Los especialistas advirtieron que algunos de los proyectiles podrían permanecer alojados en la aleta de la orca. Foto: Instagram / @wewhale_org.

Toñi tiene aproximadamente 60 años y es el ejemplar más longevo conocido de la población de orcas que habita el Estrecho de Gibraltar y el golfo de Cádiz. Debido a su edad, es conocida con el apodo de “La Abuela”.

Los riesgos de infección y sepsis que ponen en peligro la vida de la orca

Más allá de las heridas visibles, la principal preocupación está relacionada con la posibilidad de que algunos de los perdigones hayan quedado alojados dentro de la aleta dorsal.

“Estas lesiones pueden causar daño tisular, inflamación e infección. Si los proyectiles permanecen en su interior, el riesgo de infección aumenta y, en el peor de los casos, podría derivar en una sepsis que ponga en peligro su vida, alertaron.

La presencia de cuerpos extraños en los tejidos puede favorecer complicaciones y generar infecciones, mientras que una eventual sepsis podría comprometer gravemente el estado general del animal.

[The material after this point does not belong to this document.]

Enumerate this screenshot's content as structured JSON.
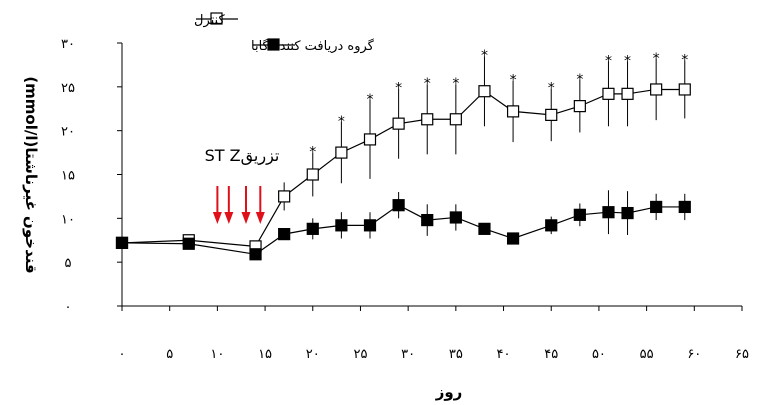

Por el momento, no se informaron alteraciones evidentes en el comportamiento de Toñi. Las organizaciones mantienen un monitoreo estrecho para detectar cualquier cambio en su movilidad, alimentación o capacidad de interacción con el resto de la población.

Las heridas detectadas en Toñi podrían derivar en una infección y, en el peor de los casos, en sepsis. Foto: Instagram / @wewhale_org.

La investigación del Ministerio para la Transición Ecológica de España (Miteco)

El caso llegó a conocimiento del Ministerio para la Transición Ecológica y el Reto Demográfico de España (Miteco) el 11 de agosto. A partir de entonces, el organismo puso en marcha una investigación para determinar qué ocurrió y establecer posibles responsabilidades.

El objetivo, según explicó la cartera española en un comunicado, es “determinar los hechos y los posibles autores del daño” y sancionar a los responsables.

La investigación está a cargo de la Dirección General de Biodiversidad, Bosques y Desertificación del Miteco, organismo competente en materia de gestión y conservación de especies marinas protegidas.

La población de orcas del Estrecho de Gibraltar y del golfo de Cádiz se encuentra incluida en el Catálogo Español de Especies Amenazadas bajo la categoría de vulnerable. Por este motivo, las autoridades analizan el ataque teniendo en cuenta el marco de protección vigente para la especie.

Orcas. Fuente: Unsplash
El Miteco inició una investigación para determinar cómo ocurrió el ataque y quiénes serían los responsables. Fuente: Unsplash.

Sanciones graves y muy graves por atentar contra especies amenazadas en España

Desde el Miteco señalaron que cualquier actuación contra ejemplares de esta población protegida puede derivar en una sanción “grave o muy grave”, de acuerdo con la normativa española de protección de especies amenazadas.

La investigación buscará determinar cómo se produjeron las lesiones de Toñi, además de identificar, si fuera posible, a los responsables del ataque.

Mientras avanza el proceso, las organizaciones ambientales continuarán siguiendo de cerca a la orca de 60 años. Aunque actualmente no presenta problemas evidentes para nadar o alimentarse, la presencia de los proyectiles y el riesgo de infección mantienen en alerta a quienes trabajan en la conservación de esta población de cetáceos.